What's currently being hashed out are ways to tweak the payment system, allegedly to adequately pay physicians for doing, well, precisely what I already do. Here is Dr. Bob Centor's bullet point version of the payment debate:
  1. Patient care benefits from coordinated care
  2. Physicians will provide better systems of care if they receive some compensation for that provision. By this I mean telephone access, email access, etc.
  3. Paying piecemeal for telephone calls, emails and the like is not feasible nor practical.
  4. A single global fee for all care might discourage patient visits.
  5. Combining a monthly management fee - which is meant to pay for all our "extra" time - with a fee for service for visits.
Forgive me, but this sounds awfully similar to the already tried -- and failed -- model known as capitation. Oh no, cry the Medical Home advocates: this time we're talking about paying you for all you do. Uh, excuse me: that's what capitation was supposed to be. Besides, the major reason capitation failed wasn't because the model was flawed but because it didn't pay enough. The other reasons are that so-called "preventive health care" doesn't save money, and the reality that young healthy people will often not see the value in participating with health insurance plans unless/until they need them. Thus, "comprehensive" health insurance stops being "insurance" in the true meaning of the word. But I digress.

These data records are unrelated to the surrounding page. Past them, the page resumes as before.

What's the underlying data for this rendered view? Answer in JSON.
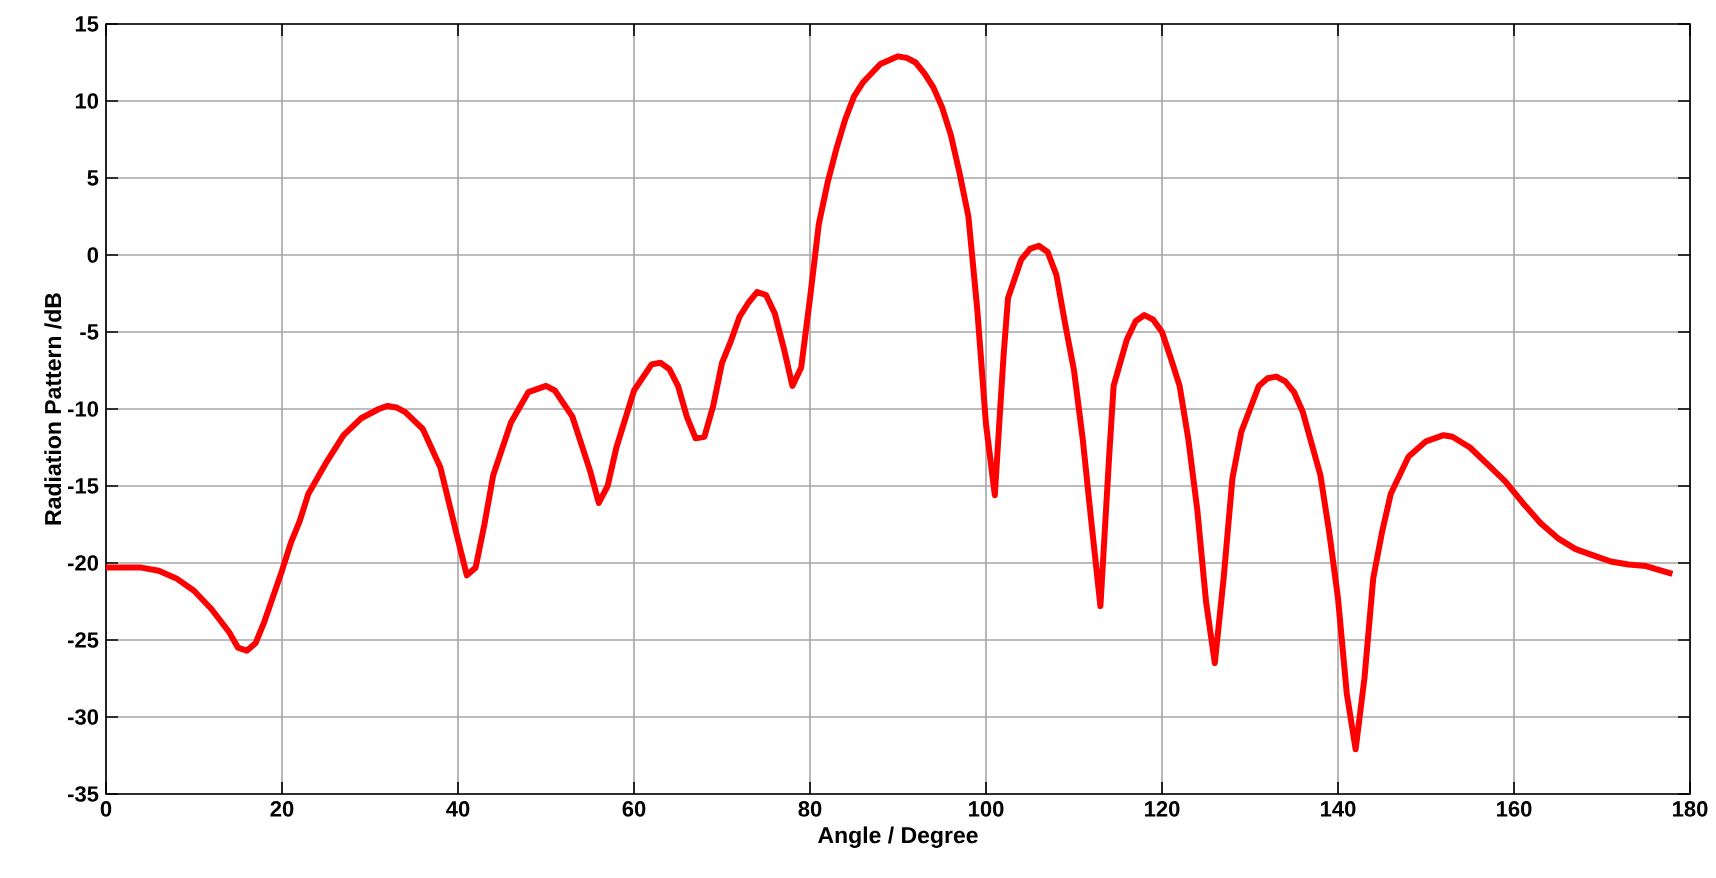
{
  "chart_data": {
    "type": "line",
    "xlabel": "Angle / Degree",
    "ylabel": "Radiation Pattern /dB",
    "xlim": [
      0,
      180
    ],
    "ylim": [
      -35,
      15
    ],
    "xticks": [
      0,
      20,
      40,
      60,
      80,
      100,
      120,
      140,
      160,
      180
    ],
    "yticks": [
      -35,
      -30,
      -25,
      -20,
      -15,
      -10,
      -5,
      0,
      5,
      10,
      15
    ],
    "grid": true,
    "marker": "none",
    "line_style": "solid",
    "series": [
      {
        "color": "#ff0000",
        "x": [
          0,
          4,
          6,
          8,
          10,
          12,
          14,
          15,
          16,
          17,
          18,
          20,
          21,
          22,
          23,
          25,
          27,
          29,
          31,
          32,
          33,
          34,
          36,
          38,
          40,
          41,
          42,
          43,
          44,
          46,
          48,
          50,
          51,
          53,
          55,
          56,
          57,
          58,
          60,
          62,
          63,
          64,
          65,
          66,
          67,
          68,
          69,
          70,
          71,
          72,
          73,
          74,
          75,
          76,
          77,
          78,
          79,
          80,
          81,
          82,
          83,
          84,
          85,
          86,
          88,
          90,
          91,
          92,
          93,
          94,
          95,
          96,
          97,
          98,
          99,
          100,
          101,
          101.5,
          102,
          102.5,
          104,
          105,
          106,
          107,
          108,
          109,
          110,
          111,
          112,
          113,
          114,
          114.5,
          116,
          117,
          118,
          119,
          120,
          121,
          122,
          123,
          124,
          125,
          126,
          127,
          128,
          129,
          130,
          131,
          132,
          133,
          134,
          135,
          136,
          138,
          139,
          140,
          141,
          142,
          143,
          144,
          145,
          146,
          148,
          150,
          152,
          153,
          155,
          157,
          159,
          161,
          163,
          165,
          167,
          169,
          171,
          173,
          175,
          178
        ],
        "values": [
          -20.3,
          -20.3,
          -20.5,
          -21,
          -21.8,
          -23,
          -24.5,
          -25.5,
          -25.7,
          -25.2,
          -23.8,
          -20.5,
          -18.7,
          -17.3,
          -15.5,
          -13.5,
          -11.7,
          -10.6,
          -10,
          -9.8,
          -9.9,
          -10.2,
          -11.3,
          -13.8,
          -18.5,
          -20.8,
          -20.3,
          -17.5,
          -14.3,
          -10.9,
          -8.9,
          -8.5,
          -8.8,
          -10.5,
          -14,
          -16.1,
          -15,
          -12.5,
          -8.8,
          -7.1,
          -7,
          -7.4,
          -8.5,
          -10.5,
          -11.9,
          -11.8,
          -9.8,
          -7,
          -5.6,
          -4,
          -3.1,
          -2.4,
          -2.6,
          -3.8,
          -6,
          -8.5,
          -7.3,
          -2.8,
          2,
          4.7,
          6.9,
          8.8,
          10.3,
          11.2,
          12.4,
          12.9,
          12.8,
          12.5,
          11.8,
          10.9,
          9.6,
          7.8,
          5.3,
          2.5,
          -3.5,
          -11,
          -15.6,
          -11,
          -6.5,
          -2.8,
          -0.3,
          0.4,
          0.6,
          0.2,
          -1.3,
          -4.5,
          -7.5,
          -12,
          -17.5,
          -22.8,
          -13,
          -8.5,
          -5.5,
          -4.3,
          -3.9,
          -4.2,
          -5,
          -6.7,
          -8.5,
          -12,
          -16.5,
          -22.5,
          -26.5,
          -21,
          -14.5,
          -11.5,
          -10,
          -8.5,
          -8,
          -7.9,
          -8.2,
          -8.9,
          -10.2,
          -14.3,
          -18,
          -22.3,
          -28.5,
          -32.1,
          -27.5,
          -21,
          -18,
          -15.5,
          -13.1,
          -12.1,
          -11.7,
          -11.8,
          -12.5,
          -13.6,
          -14.7,
          -16.1,
          -17.4,
          -18.4,
          -19.1,
          -19.5,
          -19.9,
          -20.1,
          -20.2,
          -20.7
        ]
      }
    ]
  }
}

The real reason I don't believe the Medical Home model will amount to substantive success is because of the the fundamentally flawed process: people who claim to know what is best for me getting together to decide how I will be paid. In form, this is how Blue Cross and Blue Shield got started in the 1930's and how Medicare came into being in the 1960's. According to the advocates of the Medical Home, it will solve all our problems. That's what they said about BCBS and Medicare, and look how those turned out. Other flawed truisms are that the government has to do something to "fix" the "broken health care system" (I would argue it's the "healthcare payment system") and that doctors cannot accomplish anything without uniting.

Americans -- including doctors -- are capitalist fundamentalists. Those of us in private practice are business owners and entrepreneurs. From an economic standpoint, it doesn't matter that our product is health care. Whatever happens in the ivory towers and smoke-filled back rooms of the policy debates, we are going to continue to make decisions based on what is best for our business, given whatever economic climate and constraints present themselves. Health care employers including large group practices and hospitals will do the same, as they too are functioning as businesses.

Therefore it is my firm belief that things will change in health care payment, although I do not believe that any top-down mechanism -- be it government or privately orchestrated -- will bring it about.